Vectorize targets a different segment of customers: those needing to store vector embeddings for AI models in a database. Vector embeddings, the building blocks of machine learning algorithms used by applications ranging from search to AI assistants, are representations of training data that are more compact while preserving what’s meaningful about the data.

Models in Workers AI can be used to generate embeddings that can then be stored in Vectorize. Or, customers can keep embeddings generated by third-party models from vendors such as OpenAI and Cohere.

Now, vector databases are hardly new. Startups like Pinecone host them, as do public cloud incumbents like AWS, Azure and Google Cloud. But Prince asserts that Vectorize benefits from Cloudflare’s global network, allowing queries of the database to happen closer to users — leading to reduced latency and inference time.

“As a developer, getting started with AI today requires access to — and management of — infrastructure that’s inaccessible to most,” Prince said. “We can help make it a simpler experience from the get-go … We’re able to add this technology to our existing network, allowing us to leverage our existing infrastructure and pass on better performance, as well as better cost.”

The last component of the AI suite, AI Gateway, provides observability features to assist with tracking AI traffic. For example, AI Gateway keeps tabs on the number of model inferencing requests as well as the duration of those requests, the number of users using a model and the overall cost of running an AI app.
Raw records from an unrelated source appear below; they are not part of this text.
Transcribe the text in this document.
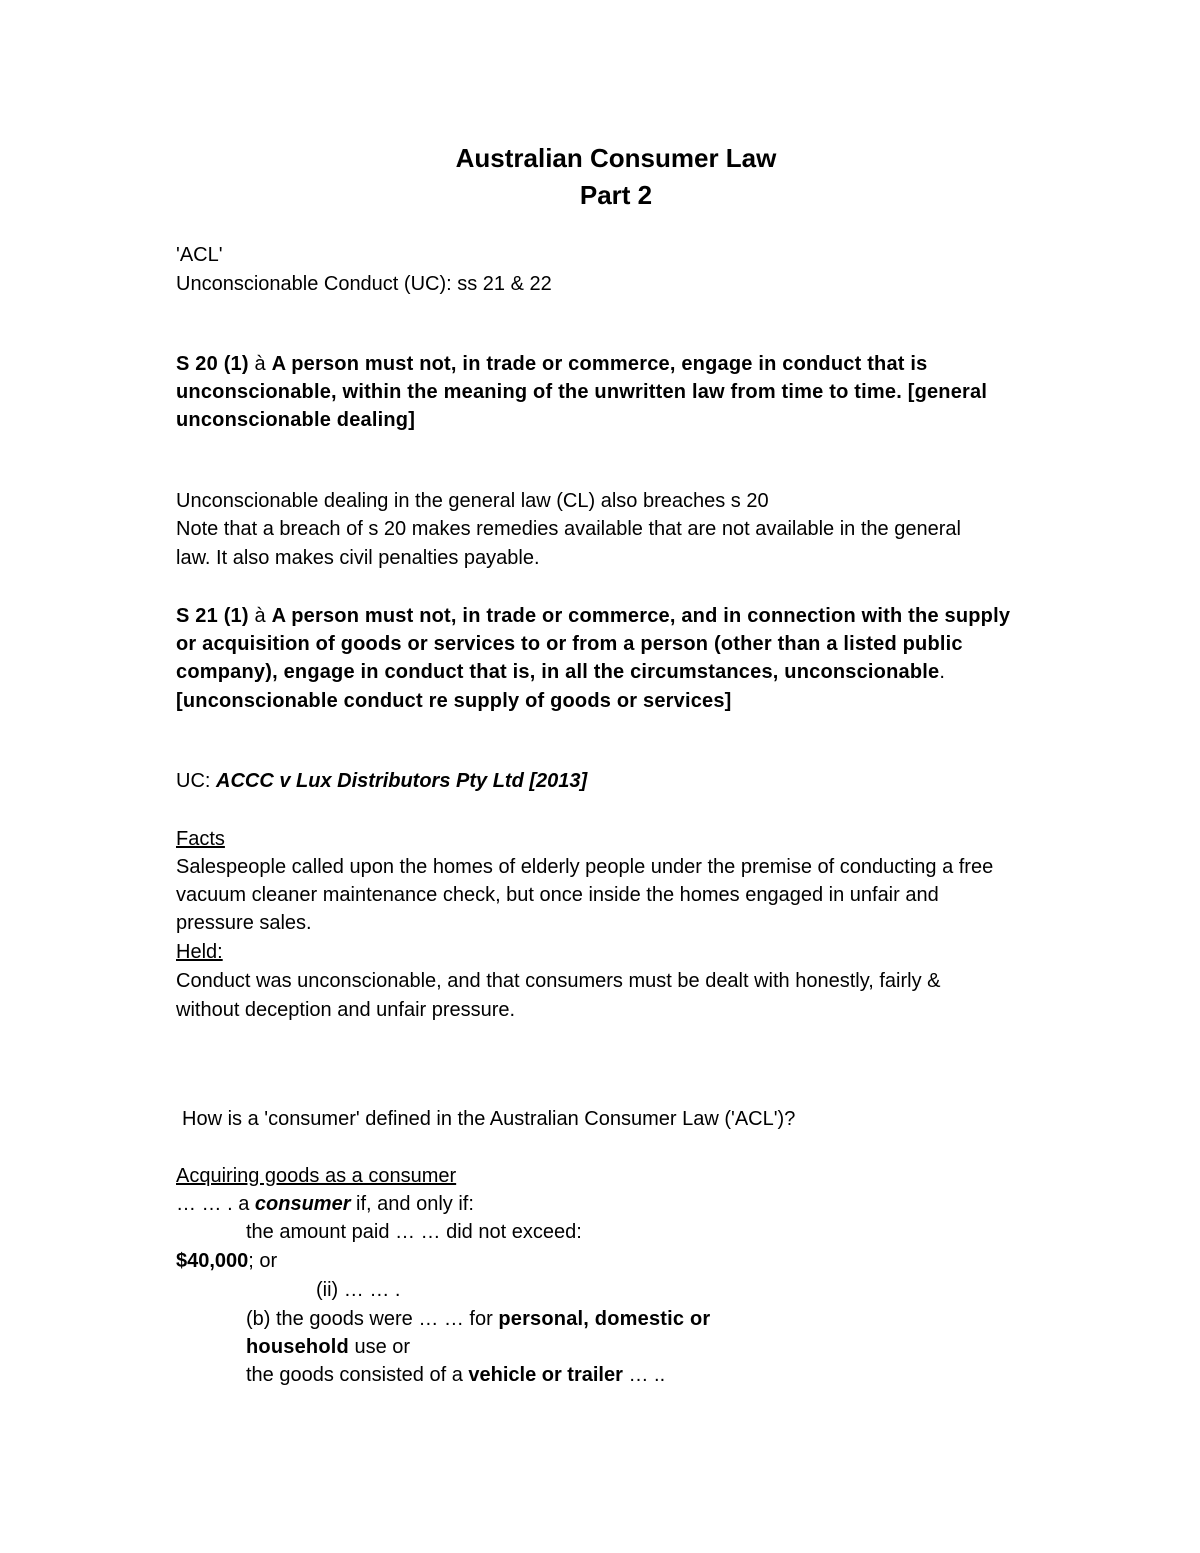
Australian Consumer Law

Part 2

'ACL'

Unconscionable Conduct (UC): ss 21 & 22

S 20 (1) à A person must not, in trade or commerce, engage in conduct that is

unconscionable, within the meaning of the unwritten law from time to time. [general

unconscionable dealing]

Unconscionable dealing in the general law (CL) also breaches s 20

Note that a breach of s 20 makes remedies available that are not available in the general

law. It also makes civil penalties payable.

S 21 (1) à A person must not, in trade or commerce, and in connection with the supply

or acquisition of goods or services to or from a person (other than a listed public

company), engage in conduct that is, in all the circumstances, unconscionable.

[unconscionable conduct re supply of goods or services]

UC: ACCC v Lux Distributors Pty Ltd [2013]

Facts

Salespeople called upon the homes of elderly people under the premise of conducting a free

vacuum cleaner maintenance check, but once inside the homes engaged in unfair and

pressure sales.

Held:

Conduct was unconscionable, and that consumers must be dealt with honestly, fairly &

without deception and unfair pressure.

How is a 'consumer' defined in the Australian Consumer Law ('ACL')?

Acquiring goods as a consumer

… … . a consumer if, and only if:

the amount paid … … did not exceed:

$40,000; or

(ii) … … .

(b) the goods were … … for personal, domestic or

household use or

the goods consisted of a vehicle or trailer … ..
In addition, AI Gateway offers capabilities to reduce costs, including caching and rate limiting. With caching, customers can cache responses from LLMs to common questions, minimizing (but presumably not entirely eliminating) the need for an LLM to generate a new response. Rate limiting confers more control over how apps scale by mitigating malicious actors and heavy traffic.

Prince makes the claim that, with AI Gateway, Cloudflare is one of the few providers of its size that lets developers and companies only pay for the compute they use. That’s not completely true — third-party tools like GPTCache can replicate AI Gateway’s caching functionality on other providers, and providers including Vercel deliver rate limiting as a service — but he also argues that Cloudflare’s approach is more streamlined than the competition’s.

We’ll have to see if that’s the case.

“Currently, customers are paying for a lot of idle compute in the form of virtual machines and GPUs that go unused,” Prince said. “We see an opportunity to abstract away a lot of the toil and complexity that’s associated with machine learning operations today, and service developers’ machine learning workflows through a holistic solution.”